Thursday, October 22, 2009

Must make sure all questions are appropriate!


Mr Teo walked into the room where Ah Tan, Ah Lim and Ali were already seated at the table. Sternly, he gave out stapled sheets of papers to the men. While Mr Teo made himself comfortable at the chairman seat, the three men quickly flipped through and attempted to speed read. However it appeared to be difficult as there were six sheets in each stapled set, printed on both sides.

MR TEO: Gentlemen, what you're holding now are the 180 questions that were submitted for Big Boss's ministerial forum at the university. The forum has been scheduled to be two weeks later and these questions were pre-submitted by the students. The purpose of this meeting is for you to assist me in filtering these questions.
AH TAN: Sir, let me split the work. Lim, why don't you take pages one and two, Ali, you take care of three and four, and I'll finish up five and six.

Ah Lim and Ali nodded and proceeded to read through the questions. Mr Teo stood up and walked towards the whiteboard. He began to write down a list of pointers as he spoke.

MR TEO: Okay gentlemen, as usual, these are the things to take note of. Most importantly, no political questions. Take out all questions that refer to or even remotely implying the opposition parties.
AH LIM: Sir, I've got one here that asked "Is the formation of GRCs really effective in managing the estates, or is it just a critical strategy to ensure the result of election? Will there be any regrouping of the GRCs again before the next election then?".
MR TEO (berated): That is audacious! How can a mere university student ask such question? Take it out immediately! How we group the GRCs is none of these students' or any citizens' business! It is a political strategy that they will never understand!

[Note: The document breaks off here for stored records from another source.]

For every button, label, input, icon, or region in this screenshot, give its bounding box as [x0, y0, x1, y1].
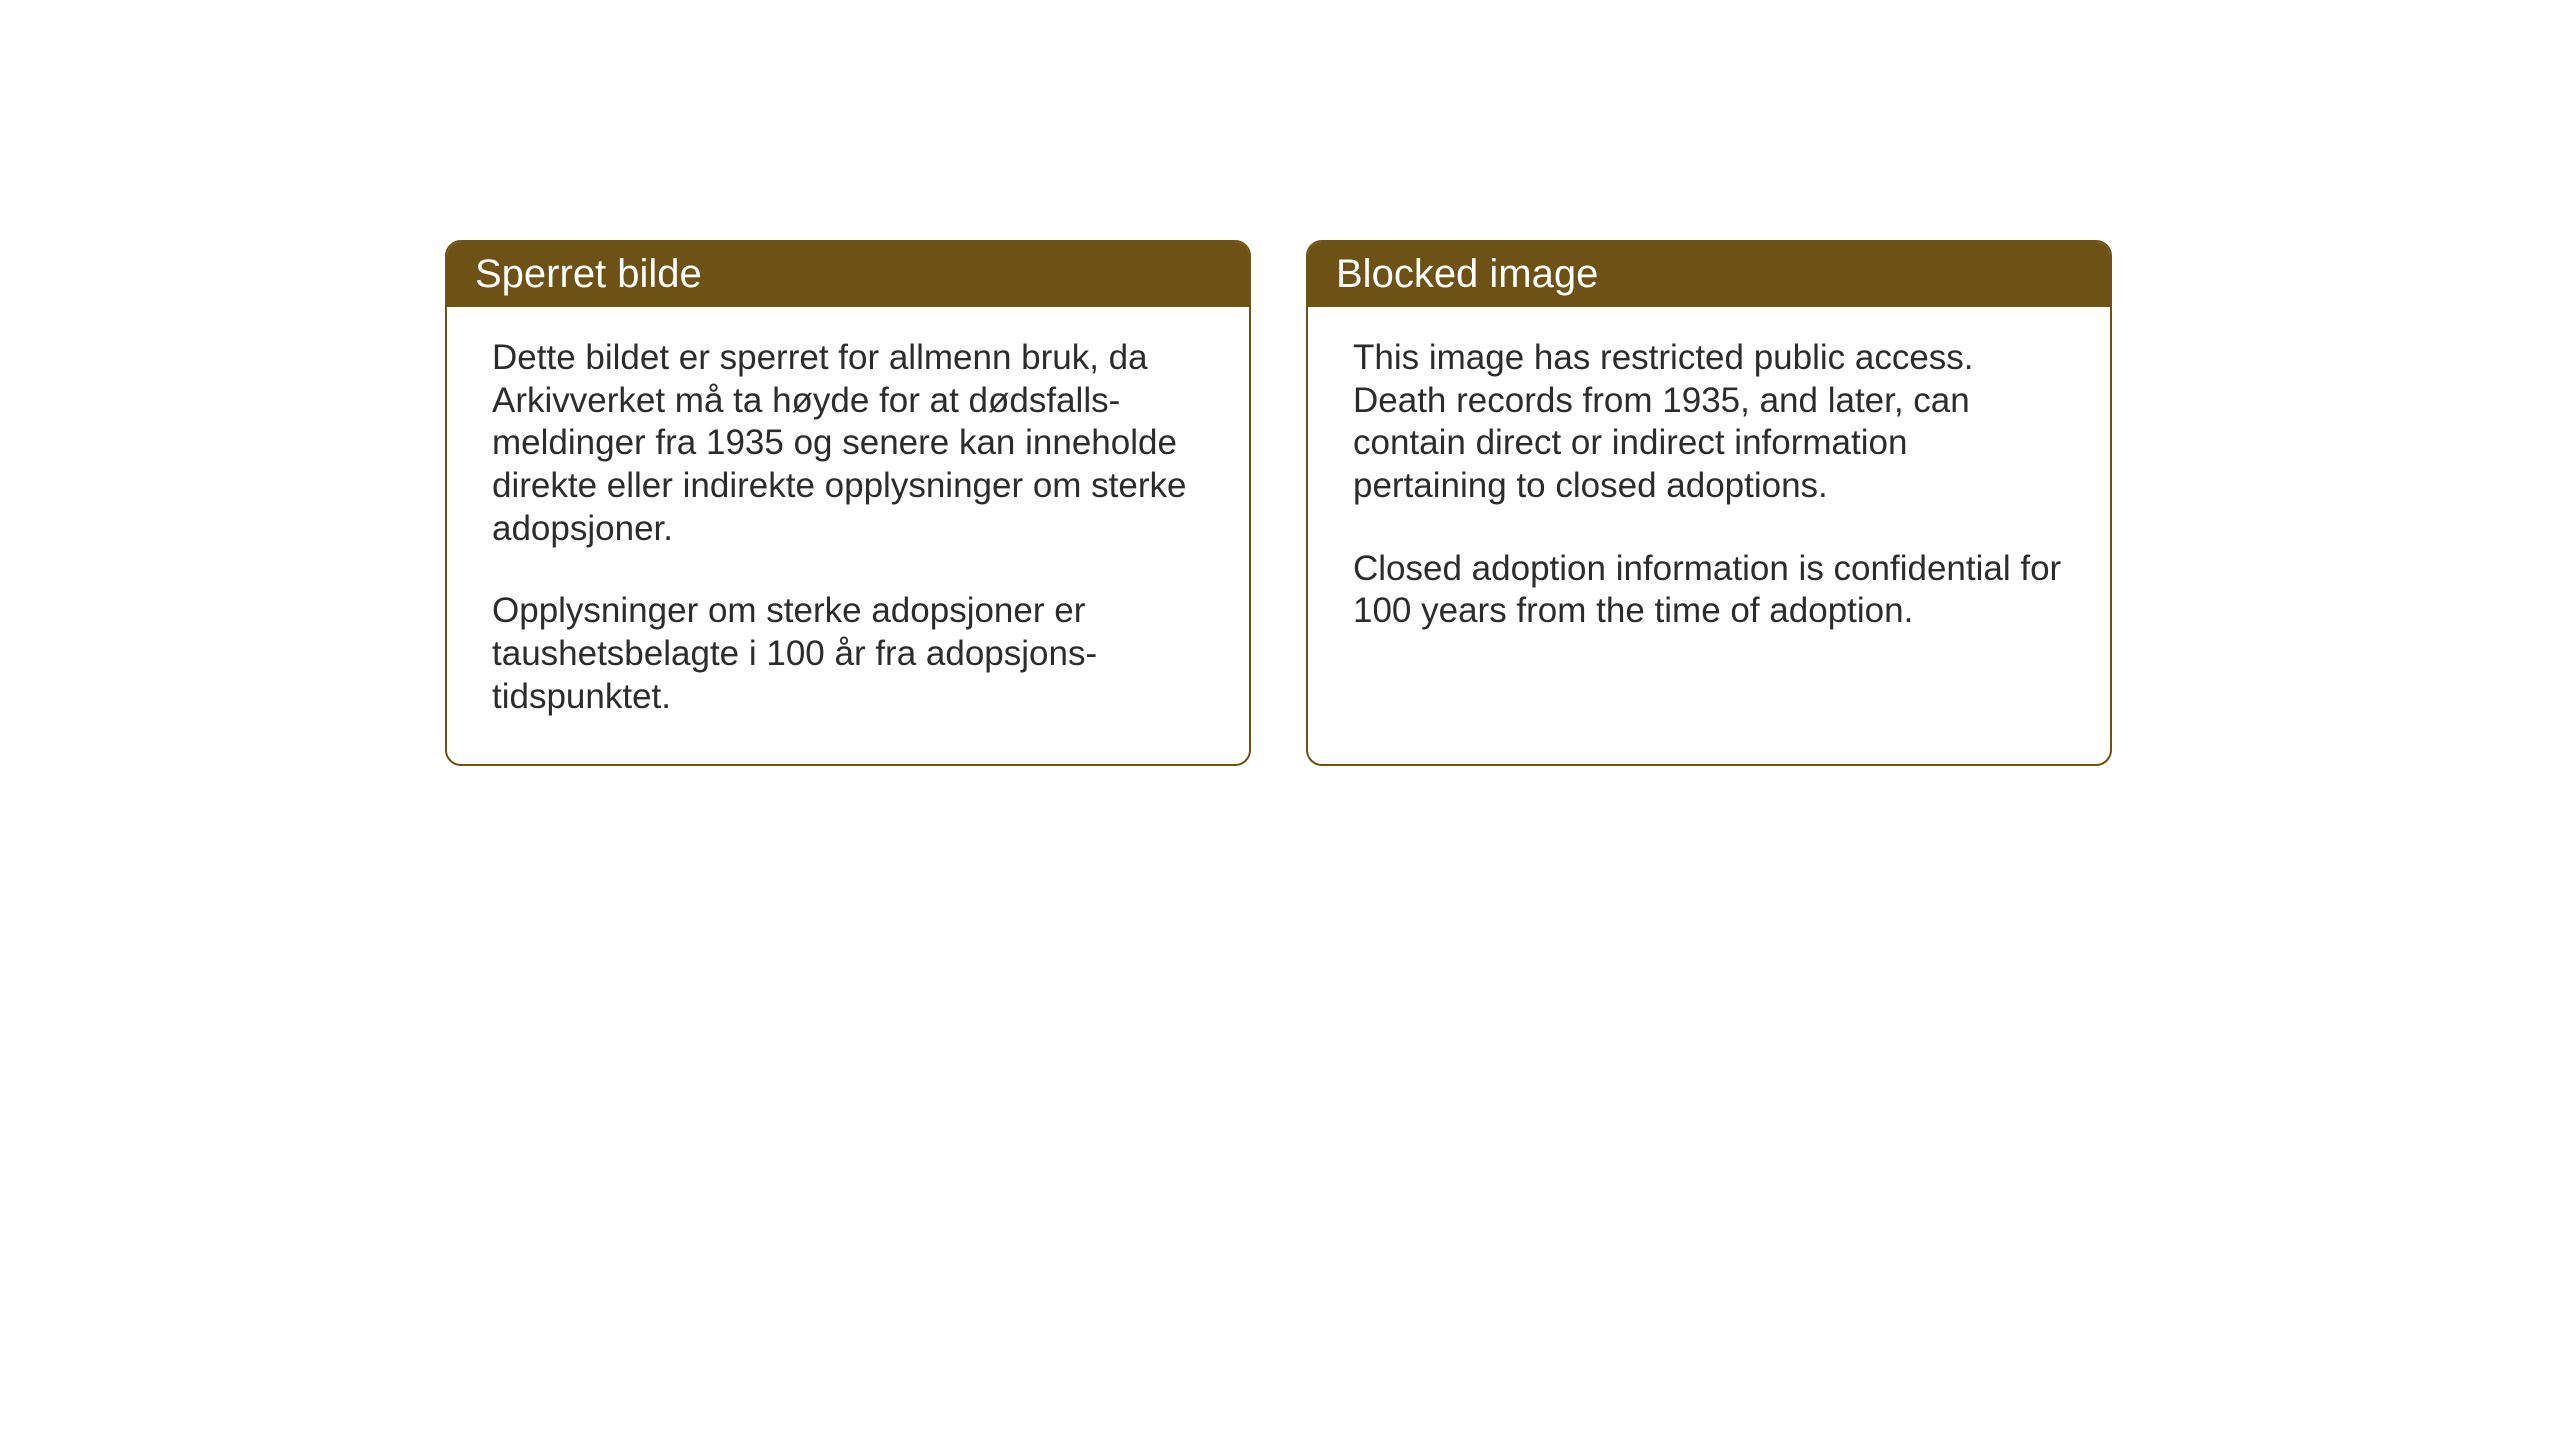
card-paragraph: Dette bildet er sperret for allmenn bruk…	[492, 337, 1204, 550]
card-paragraph: Opplysninger om sterke adopsjoner er tau…	[492, 590, 1204, 718]
card-title-english: Blocked image	[1336, 252, 1598, 296]
card-header-english: Blocked image	[1308, 242, 2110, 307]
card-paragraph: This image has restricted public access.…	[1353, 337, 2065, 508]
card-body-norwegian: Dette bildet er sperret for allmenn bruk…	[447, 307, 1249, 764]
card-header-norwegian: Sperret bilde	[447, 242, 1249, 307]
card-title-norwegian: Sperret bilde	[475, 252, 702, 296]
card-norwegian: Sperret bilde Dette bildet er sperret fo…	[445, 240, 1251, 766]
card-body-english: This image has restricted public access.…	[1308, 307, 2110, 678]
card-english: Blocked image This image has restricted …	[1306, 240, 2112, 766]
card-paragraph: Closed adoption information is confident…	[1353, 548, 2065, 633]
cards-container: Sperret bilde Dette bildet er sperret fo…	[445, 240, 2112, 766]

Ah Lim nodded and struck off the question with his pen. Ah Tan and Ali flipped through the papers and struck off some questions as well.

MR TEO: Take out those questions that present doubts on our policies. For example, all those questions on whether the Job Credits scheme really works? Take those out.
AH TAN: Sir, this one is kind of tricky. "The income gap in Singapore appears to be widening. Is the government going to do anything about narrowing it?"

Mr Teo rubbed his chin and looked up to the ceiling. A few seconds later, he walked back to the table.

MR TEO: Tan, do a research on the income gap of other developed countries. Countries like Japan, US, etc. If you can't find any other country with a income gap widening problem, take this question off. If you can, jot down the numbers for Big Boss.
AH TAN (taking down notes on the paper): Okay, will do.
MR TEO: Hmm... write this down as well. That if we set a minimum wage for the market, jobs will be cut. Employers who are forced to deal with higher staff costs would simply find ways to hire less people. This is one argument that Big Boss can use. In fact, we should even consider lowering the wages of those low income workers so that we can have a cheaper, better, faster workforce!

Ah Tan tried to scribble as fast as possible while Mr Teo continued.

MR TEO: Oh yes! And make sure you strike off all questions about Temasek's investments.

All three men hastily flipped through and struck off some questions. Mr Teo walked back to the white board to continue writing.

MR TEO: Take out those questions about why are we letting so many new immigrants into the country and why are we giving out PRs freely, blah blah blah. Boss has already told them that we'll scale down the number of new immigrants coming in, so I don't think Big Boss has to entertain any more of such questions.
ALI: Sir, I've got this question here. "With the influx of new immigrants, how does HDB plan to ensure the availability and affordability of HDB flats to Singaporeans?".

Mr Teo made a deep sigh at the question and shook his head.

MR TEO: I thought we have been through these trivial HDB issues already? I thought Mah has already chided these people not to be ridiculous about not able to get a new flat? I heard that he has even magically made it possible for HDB to suddenly release more than 7,000 flats on sale as soon as the next three months!
AH TAN: But Sir, I did an analysis on this public housing problem awhile back, and this is what I found. A new four-room flat in 2000 cost about $150,000. Today, a new four-roomer averages $265,000, based on HDB figures. The price increase is roughly 77 per cent. In comparison, the Department of Statistics put the median income for a resident household at $3,640 in 2000. Last year, this was $4,950, roughly a 36 per cent increase. So perhaps our flats are indeed getting less affordable for the people?
MR TEO: Well, that's true... but don't forget that these people are also receiving housing grants and other subsidies! Anyway, why should these students be even asking about HDB flats? It's not like they're planning to get married in the near future! Strike off those HDB questions!

The three men flipped through their papers and struck off some more questions.

MR TEO: So how many questions are we left with now?
AH TAN: I've got eight.
AH LIM: Twelve on my side.
ALI: I've ten questions here.
MR TEO: Great! Tan, compile these questions into a single sheet and hand it to me later!